Pursuant to the terms of the Note, the Company shall prepare and file with the U.S. Securities and Exchange Commission (the "SEC"), a registration statement on Form S-1 or S-3, covering the resale of all of the shares of Common Stock issuable upon the conversion of the Note.
The issuance of the Note was made in reliance upon the exemption from registration provided by Section 4(a)(2) of the Securities Act of 1933, as amended (the "Securities Act"), and Rule 506(b) promulgated thereunder.

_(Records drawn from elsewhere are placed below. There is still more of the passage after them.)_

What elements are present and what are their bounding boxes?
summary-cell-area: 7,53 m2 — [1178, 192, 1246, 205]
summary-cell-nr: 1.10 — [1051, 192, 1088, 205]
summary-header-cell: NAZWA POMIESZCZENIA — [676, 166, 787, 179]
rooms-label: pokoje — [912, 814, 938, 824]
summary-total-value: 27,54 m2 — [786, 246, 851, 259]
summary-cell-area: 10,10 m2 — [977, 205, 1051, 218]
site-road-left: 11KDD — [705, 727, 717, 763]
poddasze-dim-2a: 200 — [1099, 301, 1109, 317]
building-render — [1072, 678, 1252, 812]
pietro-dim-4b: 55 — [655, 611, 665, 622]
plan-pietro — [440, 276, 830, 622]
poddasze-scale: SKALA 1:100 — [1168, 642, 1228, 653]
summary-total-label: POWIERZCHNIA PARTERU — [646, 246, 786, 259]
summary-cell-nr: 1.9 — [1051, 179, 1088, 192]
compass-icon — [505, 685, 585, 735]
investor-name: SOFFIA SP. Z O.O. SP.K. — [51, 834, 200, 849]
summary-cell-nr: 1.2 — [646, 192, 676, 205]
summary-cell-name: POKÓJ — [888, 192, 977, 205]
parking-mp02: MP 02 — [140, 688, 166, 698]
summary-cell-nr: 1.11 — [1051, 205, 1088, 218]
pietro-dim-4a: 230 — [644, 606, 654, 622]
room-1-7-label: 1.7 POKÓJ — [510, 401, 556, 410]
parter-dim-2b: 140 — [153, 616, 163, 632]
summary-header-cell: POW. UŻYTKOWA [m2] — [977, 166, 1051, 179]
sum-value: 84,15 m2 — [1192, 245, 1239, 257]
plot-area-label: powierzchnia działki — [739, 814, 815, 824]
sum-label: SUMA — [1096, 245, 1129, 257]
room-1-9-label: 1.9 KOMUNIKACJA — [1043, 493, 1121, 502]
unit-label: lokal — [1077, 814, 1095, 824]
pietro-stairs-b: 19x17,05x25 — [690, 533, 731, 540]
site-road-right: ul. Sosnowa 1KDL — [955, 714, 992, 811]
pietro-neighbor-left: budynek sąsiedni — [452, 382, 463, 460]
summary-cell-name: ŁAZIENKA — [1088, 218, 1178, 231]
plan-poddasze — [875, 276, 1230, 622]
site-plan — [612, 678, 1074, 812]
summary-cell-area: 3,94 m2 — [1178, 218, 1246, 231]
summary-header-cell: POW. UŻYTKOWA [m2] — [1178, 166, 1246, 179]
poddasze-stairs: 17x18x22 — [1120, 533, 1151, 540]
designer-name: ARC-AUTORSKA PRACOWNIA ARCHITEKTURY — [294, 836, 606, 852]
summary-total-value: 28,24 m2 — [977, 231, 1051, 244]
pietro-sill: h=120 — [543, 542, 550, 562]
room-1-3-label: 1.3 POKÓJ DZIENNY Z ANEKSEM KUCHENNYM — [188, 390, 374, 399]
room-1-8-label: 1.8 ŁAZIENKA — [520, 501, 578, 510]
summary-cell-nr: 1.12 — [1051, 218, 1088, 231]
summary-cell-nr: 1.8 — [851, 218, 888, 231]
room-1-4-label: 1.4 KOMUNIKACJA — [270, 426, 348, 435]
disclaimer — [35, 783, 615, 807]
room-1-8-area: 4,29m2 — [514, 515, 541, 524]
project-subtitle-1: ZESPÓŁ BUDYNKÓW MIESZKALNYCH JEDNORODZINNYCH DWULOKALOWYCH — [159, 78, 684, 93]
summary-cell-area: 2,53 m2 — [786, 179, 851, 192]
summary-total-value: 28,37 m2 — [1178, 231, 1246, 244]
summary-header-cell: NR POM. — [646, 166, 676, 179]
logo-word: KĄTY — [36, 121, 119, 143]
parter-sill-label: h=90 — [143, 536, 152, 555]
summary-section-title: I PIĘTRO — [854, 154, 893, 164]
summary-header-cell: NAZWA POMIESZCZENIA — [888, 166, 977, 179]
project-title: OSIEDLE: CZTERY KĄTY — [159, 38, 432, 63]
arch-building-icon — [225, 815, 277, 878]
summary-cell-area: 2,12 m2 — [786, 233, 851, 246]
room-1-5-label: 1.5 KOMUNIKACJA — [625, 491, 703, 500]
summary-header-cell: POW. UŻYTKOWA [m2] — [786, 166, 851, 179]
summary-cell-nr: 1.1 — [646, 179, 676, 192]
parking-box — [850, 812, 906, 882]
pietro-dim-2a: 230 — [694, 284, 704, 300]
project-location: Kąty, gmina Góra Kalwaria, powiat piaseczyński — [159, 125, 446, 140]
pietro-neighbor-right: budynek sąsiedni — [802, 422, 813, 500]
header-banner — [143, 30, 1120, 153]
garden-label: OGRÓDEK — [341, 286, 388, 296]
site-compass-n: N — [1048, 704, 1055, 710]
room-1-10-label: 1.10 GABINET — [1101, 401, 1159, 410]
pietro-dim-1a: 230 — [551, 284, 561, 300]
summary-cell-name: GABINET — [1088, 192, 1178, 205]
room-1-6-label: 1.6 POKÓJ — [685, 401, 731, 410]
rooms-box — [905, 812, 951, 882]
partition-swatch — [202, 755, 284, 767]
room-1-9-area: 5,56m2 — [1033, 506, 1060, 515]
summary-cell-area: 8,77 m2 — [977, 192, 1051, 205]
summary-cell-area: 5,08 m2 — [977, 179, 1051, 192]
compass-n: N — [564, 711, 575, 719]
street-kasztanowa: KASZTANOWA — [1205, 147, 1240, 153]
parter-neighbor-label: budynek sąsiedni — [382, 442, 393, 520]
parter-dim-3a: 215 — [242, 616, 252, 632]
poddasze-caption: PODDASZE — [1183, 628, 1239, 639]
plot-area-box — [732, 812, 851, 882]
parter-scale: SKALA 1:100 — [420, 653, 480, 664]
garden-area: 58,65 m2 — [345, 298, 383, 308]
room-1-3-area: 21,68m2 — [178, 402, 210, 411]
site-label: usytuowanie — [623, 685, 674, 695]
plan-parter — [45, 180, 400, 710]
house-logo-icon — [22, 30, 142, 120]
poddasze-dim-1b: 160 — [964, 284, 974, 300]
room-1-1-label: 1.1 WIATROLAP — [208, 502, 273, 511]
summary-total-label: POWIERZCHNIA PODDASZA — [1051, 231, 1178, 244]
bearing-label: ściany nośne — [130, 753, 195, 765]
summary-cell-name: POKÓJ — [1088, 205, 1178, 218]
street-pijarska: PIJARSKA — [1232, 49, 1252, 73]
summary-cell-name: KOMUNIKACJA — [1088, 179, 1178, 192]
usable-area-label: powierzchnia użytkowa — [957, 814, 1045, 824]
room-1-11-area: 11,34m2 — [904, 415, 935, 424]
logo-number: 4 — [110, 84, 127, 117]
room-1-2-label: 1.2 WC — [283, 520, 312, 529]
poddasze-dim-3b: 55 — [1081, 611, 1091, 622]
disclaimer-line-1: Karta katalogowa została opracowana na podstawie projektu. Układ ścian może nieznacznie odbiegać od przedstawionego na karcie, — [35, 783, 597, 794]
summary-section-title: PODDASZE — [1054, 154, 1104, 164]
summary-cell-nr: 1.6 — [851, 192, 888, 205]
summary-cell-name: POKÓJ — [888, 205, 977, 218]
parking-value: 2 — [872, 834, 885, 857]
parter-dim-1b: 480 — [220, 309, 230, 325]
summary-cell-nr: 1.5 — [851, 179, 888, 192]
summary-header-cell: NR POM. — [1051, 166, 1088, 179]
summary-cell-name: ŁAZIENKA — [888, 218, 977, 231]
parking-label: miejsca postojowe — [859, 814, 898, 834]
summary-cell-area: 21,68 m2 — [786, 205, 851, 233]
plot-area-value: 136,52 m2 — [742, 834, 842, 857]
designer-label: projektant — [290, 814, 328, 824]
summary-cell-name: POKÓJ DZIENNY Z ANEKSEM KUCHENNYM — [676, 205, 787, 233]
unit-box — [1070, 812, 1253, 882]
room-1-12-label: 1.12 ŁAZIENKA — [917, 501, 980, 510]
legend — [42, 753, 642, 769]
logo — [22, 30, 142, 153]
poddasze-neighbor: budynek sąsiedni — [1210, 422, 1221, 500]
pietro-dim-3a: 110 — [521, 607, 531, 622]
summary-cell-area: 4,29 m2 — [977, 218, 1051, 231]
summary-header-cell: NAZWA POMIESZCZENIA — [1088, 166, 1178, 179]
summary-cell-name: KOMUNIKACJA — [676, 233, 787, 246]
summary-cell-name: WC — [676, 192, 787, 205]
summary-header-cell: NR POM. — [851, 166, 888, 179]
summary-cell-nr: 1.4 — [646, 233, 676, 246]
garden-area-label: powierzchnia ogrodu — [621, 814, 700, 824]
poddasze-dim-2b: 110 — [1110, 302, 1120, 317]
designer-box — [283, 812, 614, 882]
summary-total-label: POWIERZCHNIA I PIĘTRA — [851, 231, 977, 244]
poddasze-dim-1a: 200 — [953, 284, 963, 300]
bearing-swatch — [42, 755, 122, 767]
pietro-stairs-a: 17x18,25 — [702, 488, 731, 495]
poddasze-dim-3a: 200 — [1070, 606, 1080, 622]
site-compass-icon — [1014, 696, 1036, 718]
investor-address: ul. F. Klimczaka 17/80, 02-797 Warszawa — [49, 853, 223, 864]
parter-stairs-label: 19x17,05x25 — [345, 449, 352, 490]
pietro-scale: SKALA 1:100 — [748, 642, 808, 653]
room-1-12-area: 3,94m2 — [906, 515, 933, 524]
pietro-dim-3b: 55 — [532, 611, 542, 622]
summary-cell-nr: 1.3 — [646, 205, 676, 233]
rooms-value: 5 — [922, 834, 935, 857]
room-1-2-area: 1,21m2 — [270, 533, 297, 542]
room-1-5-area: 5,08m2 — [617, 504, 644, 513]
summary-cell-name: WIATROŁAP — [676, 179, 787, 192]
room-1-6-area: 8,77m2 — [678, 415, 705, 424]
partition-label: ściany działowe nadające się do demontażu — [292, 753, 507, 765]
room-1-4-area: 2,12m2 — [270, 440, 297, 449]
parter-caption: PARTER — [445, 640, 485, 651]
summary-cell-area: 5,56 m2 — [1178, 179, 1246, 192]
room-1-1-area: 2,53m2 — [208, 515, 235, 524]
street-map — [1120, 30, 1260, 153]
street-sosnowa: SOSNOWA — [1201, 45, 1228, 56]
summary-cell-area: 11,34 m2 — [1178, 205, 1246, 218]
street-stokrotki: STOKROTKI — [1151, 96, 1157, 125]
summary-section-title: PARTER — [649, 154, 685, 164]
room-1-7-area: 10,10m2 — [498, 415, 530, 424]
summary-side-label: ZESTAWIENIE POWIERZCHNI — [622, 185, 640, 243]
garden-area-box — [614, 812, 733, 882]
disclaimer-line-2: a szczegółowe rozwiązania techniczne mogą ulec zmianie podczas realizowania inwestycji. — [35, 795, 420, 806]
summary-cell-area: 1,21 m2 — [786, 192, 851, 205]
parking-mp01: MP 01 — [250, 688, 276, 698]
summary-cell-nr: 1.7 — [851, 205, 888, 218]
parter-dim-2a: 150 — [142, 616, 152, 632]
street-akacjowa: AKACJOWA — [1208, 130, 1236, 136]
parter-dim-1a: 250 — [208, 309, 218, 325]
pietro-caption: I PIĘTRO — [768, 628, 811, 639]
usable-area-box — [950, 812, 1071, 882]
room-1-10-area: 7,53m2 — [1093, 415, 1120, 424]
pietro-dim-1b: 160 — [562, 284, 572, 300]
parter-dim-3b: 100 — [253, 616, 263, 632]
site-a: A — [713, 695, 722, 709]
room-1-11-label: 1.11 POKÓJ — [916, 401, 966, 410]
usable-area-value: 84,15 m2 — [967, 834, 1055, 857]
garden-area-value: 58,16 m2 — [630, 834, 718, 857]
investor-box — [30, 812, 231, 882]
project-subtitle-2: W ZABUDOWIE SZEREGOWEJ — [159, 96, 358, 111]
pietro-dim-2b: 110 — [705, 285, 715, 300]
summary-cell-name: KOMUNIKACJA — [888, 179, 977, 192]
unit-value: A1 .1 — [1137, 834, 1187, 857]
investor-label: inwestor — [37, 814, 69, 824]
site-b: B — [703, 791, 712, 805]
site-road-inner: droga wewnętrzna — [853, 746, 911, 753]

The Note and the shares of Common Stock issuable upon conversion thereof have not been registered under the Securities Act and may not be offered or sold in the United States absent registration or an applicable exemption from registration requirements.
The foregoing description of the Note is qualified in its entirety by reference to the full text of such document, a copy of which was previously filed as Exhibit 4.1 to the Company's Current Report on Form 8-K filed on February 13, 2026 and is incorporated herein by reference.
Item 2.03 Creation of a Direct Financial Obligation or an Obligation under an Off-Balance Sheet Arrangement of a Registrant.
The information set forth under Item 1.01 of this Current Report on Form 8-K is incorporated by reference into this Item 2.03.
Item 3.02 Unregistered Sales of Equity Securities.
The information set forth under Item 1.01 of this Current Report on Form 8-K is incorporated by reference into this Item 3.02. The issuance of the Note was made in reliance on the exemption provided by Section 4(a)(2) of the Securities Act, for the offer and sale of securities not involving a public offering. The Company's reliance upon Section 4(a)(2) of the Securities Act in issuing the Note was based upon the following factors: (a) the issuance of the Note was an isolated private transaction by us which did not involve a public offering; (b) the Lender is an accredited investor; (c) the Company did not engage in general solicitation or advertising in connection with the issuance; and (d) the Lender represented that, among other things, it was acquiring the securities for investment purposes only and not with a view to distribution, it has received information about the Company necessary to make an informed investment decision, and the Lender is capable of evaluating the merits and risks of its investment. Any shares of Common Stock issuable upon conversion of the Note will be issued in reliance on the exemption from registration provided by Section 3(a)(9) or Section 4(a)(2) of the Securities Act.